'No, it does look watery, doesn't it?' said old Dick, looking up; 'but, hang it all, don't let us croak. Hand me another of those fish, Snap, if you can spare one. Bust me! if you don't eat half-pound trout as if they was shrimps,' he added.
'There's summat I'm thinking,' said Texan after a pause, 'that's worse nor weather. I don't want to croak, Dick, but air you sure about them Injuns? I kem acrost their fishing-camp to-day, and there isn't a soul in it. Do you calculate as they're on the war-path?'
'Not they!' replied Dick; 'a Crow won't face a Blackfoot nowadays, and, unless they're stealing horses or killing cattle, they aren't doing any harm, you bet.'
'How!'
It was a sound between a human voice and a dog's bark, sharp, hoarse, and guttural, and it appeared to proceed from the ground under Snap's seat. Snap was round as if a wasp had stung him. There had been no sound behind the camp-fire; no dry twig had cracked, no leaf rustled; and yet there was this sudden 'How!' and behind Snap stood, stiff and silent, a tall, grim-looking Redskin.

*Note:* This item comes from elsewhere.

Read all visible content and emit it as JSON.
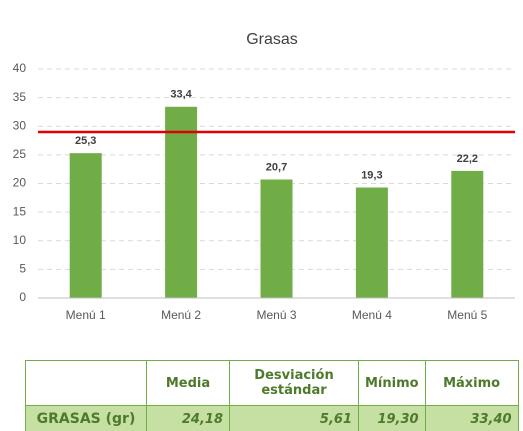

A sort of pointed hat of rush was on his head, through the band of which an eagle's plume had been stuck; round his shoulders was a bright-coloured blanket, and wide trousers of deer-skin, with long fringes of the same down the seams, reached to his ankles.
'Not a beauty,' Snap thought, and he moved a little uneasily away from the stranger, who stood quietly staring at the group.
The Indian was certainly not a beauty, even for an Indian. His hair was sleek and black—'snaky' Towzer called it. His eyes were small and set close together in a big bull-like head, and he was hare-lipped. His face, too, was full of lines and wrinkles. He was as old as the hills apparently, but old as the oaks grow old—strong and rugged, and nowhere near being worn out.
'How!' said Dick, and he rose and gave the chief his hand, and offered him a seat on his blanket, which he took.
'Do you speak English?' asked Snap as the Indian sat beside him, but the only answer he got was a stony stare.